STJ decide que o Código Tributário prevalece sobre protocolo que reduziu imposto de importação



Veja a íntegra da decisão:

RECURSO ESPECIAL Nº 640.584 - RJ (2004⁄0017259-1)

RELATOR: MINISTRO HUMBERTO MARTINS
RECORRENTE: FAZENDA NACIONAL
RECORRIDO: XXXX

EMENTA

PROCESSUAL CIVIL – TRIBUTÁRIO – EMBARGOS À EXECUÇÃO FISCAL – REDUÇÃO DA ALÍQUOTA DO IMPOSTO DE IMPORTAÇÃO DE 30% PARA 3% – IRRETROATIVIDADE DA LEI TRIBUTÁRIA – ART. 1º DO DECRETO N. 99.044⁄90 – PREVALÊNCIA DO ARTIGO 105 DO CTN – INAPLICABILIDADE DO ART. 106, II, C, DO CTN.
1. O art. 3º do Sexto Protocolo Adicional do Acordo Comercial n. 15, incorporado ao ordenamento jurídico interno por meio do Decreto n. 99.044, de 7.3.1990, prevê a redução do percentual do imposto de importação sobre produtos químicos farmacêuticos de 30% para 3% a partir de 1º de janeiro de 1988.
2. Muito embora o Decreto n. 99.044⁄90 reze em seu art. 1º que o Sexto Protocolo Adicional ao Acordo Comercial n. 15 "será executado e cumprido tão inteiramente como nele se contém, inclusive quanto à sua vigência", referido dispositivo conflita com o ditame insculpido no Código Tributário Nacional, que por se tratar de lei complementar, deve prevalecer sobre aquele.
3. O art. 106, II, c, do CTN, que dispõe que a lei mais benéfica ao contribuinte aplica-se a ato ou fato pretérito, desde que não tenha sido definitivamente julgado, aplica-se tão-somente para penalidades, o que não é o caso dos autos.
Recurso especial provido.

ACÓRDÃO

Vistos, relatados e discutidos os autos em que são partes as acima indicadas, acordam os Ministros da Segunda Turma do Superior Tribunal de Justiça "A Turma, por unanimidade, deu provimento ao recurso, nos termos do voto do(a) Sr(a).

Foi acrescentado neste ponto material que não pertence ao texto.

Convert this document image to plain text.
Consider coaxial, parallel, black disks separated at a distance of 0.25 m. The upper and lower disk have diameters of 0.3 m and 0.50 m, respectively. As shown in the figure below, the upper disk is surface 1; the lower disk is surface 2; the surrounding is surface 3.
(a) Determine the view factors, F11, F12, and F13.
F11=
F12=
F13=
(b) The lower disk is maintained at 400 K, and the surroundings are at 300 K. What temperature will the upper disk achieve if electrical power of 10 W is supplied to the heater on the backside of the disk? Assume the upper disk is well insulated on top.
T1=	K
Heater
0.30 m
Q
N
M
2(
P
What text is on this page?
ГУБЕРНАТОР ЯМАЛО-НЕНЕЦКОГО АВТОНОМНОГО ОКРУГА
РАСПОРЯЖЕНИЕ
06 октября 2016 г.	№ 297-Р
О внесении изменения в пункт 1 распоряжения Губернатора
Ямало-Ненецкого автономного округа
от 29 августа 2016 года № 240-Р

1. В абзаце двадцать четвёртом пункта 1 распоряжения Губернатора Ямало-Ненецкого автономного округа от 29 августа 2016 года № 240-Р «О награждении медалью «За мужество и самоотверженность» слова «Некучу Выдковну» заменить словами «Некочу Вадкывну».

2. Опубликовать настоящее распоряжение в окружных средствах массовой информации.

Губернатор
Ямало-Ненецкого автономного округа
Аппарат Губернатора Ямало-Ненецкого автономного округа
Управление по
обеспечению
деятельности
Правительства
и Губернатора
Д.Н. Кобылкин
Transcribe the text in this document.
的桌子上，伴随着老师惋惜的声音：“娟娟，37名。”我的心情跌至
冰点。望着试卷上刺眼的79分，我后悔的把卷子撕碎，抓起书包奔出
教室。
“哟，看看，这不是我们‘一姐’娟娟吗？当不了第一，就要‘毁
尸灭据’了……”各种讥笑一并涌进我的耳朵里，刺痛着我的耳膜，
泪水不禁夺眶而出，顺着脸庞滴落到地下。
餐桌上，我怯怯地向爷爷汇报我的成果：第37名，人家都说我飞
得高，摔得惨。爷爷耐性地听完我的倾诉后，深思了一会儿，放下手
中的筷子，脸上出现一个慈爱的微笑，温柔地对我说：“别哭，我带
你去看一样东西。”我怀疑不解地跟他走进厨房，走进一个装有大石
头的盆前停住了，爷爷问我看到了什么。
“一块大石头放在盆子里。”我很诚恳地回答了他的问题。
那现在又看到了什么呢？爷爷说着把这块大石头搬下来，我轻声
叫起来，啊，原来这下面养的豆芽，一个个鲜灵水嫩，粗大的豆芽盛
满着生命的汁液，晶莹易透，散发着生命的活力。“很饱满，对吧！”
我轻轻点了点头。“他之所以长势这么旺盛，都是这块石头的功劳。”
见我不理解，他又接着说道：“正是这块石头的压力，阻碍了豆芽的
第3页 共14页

Ministro(a)-Relator(a)." Os Srs. Ministros Herman Benjamin, Mauro Campbell Marques, Eliana Calmon e Castro Meira votaram com o Sr. Ministro Relator.

Brasília (DF), 21 de agosto de 2008 (Data do Julgamento)

MINISTRO HUMBERTO MARTINS
Relator

RELATÓRIO

O EXMO. SR. MINISTRO HUMBERTO MARTINS (Relator):


Cuida-se de recurso especial interposto pela FAZENDA NACIONAL, com fundamento no art. 105, III, a, da Constituição Federal, contra acórdão do Tribunal de Justiça do Estado de São Paulo, o qual ficou assim ementado:

"EMBARGOS À EXECUÇÃO FISCAL. FATO GERADOR ALCANÇADO POR EXPRESSA DISPOSIÇÃO DO DECRETO 99.044⁄90. EXCLUSÃO DO CRÉDITO TRIBUTÁRIO. AUSÊNCIA DE INCOMPATIBILIDADE COM CÓDIGO TRIBUTÁRIO NACIONAL.
- Trata-se de remessa necessária e apelação da Fazenda Nacional, face à sentença que julgou extinto os presentes embargos à execução fiscal, determinando o levantamento da penhora, tendo em vista que o autor não se encontra na qualidade de devedor do crédito tributário, por estar amparado pelo Decreto nº 99.044, de 7.3.1990.
- O decreto 99.044⁄90 permitiu a incidência do Sexto Protocolo Adicional do Acordo Comercial nº 15, desde a data que este estipulou para sua entrada em vigor, alcançando o fato gerador.
- O termo de responsabilidade assinado pelo apelado não pode ser objeto de execução fiscal, por não constituir um crédito tributário.
- Ausência de incompatibilidade com o artigo 105, do Código Tributário Nacional, pois o fato gerador não é pretérito à norma.
- Recurso improvido."

Nas razões recursais, aponta a recorrente contrariedade aos artigos 105 e 106 do Código Tributário Nacional, porquanto "embora o Decreto n. 99.044, de 07 de março de 1990, diga em seu artigo primeiro que o já citado protocolo comercial 'será executado e cumprido tão inteiramente como nele se contém, inclusive quanto à sua vigência', este dispositivo conflita com o CTN, razão pela qual não deve prevalecer." (fl. 105)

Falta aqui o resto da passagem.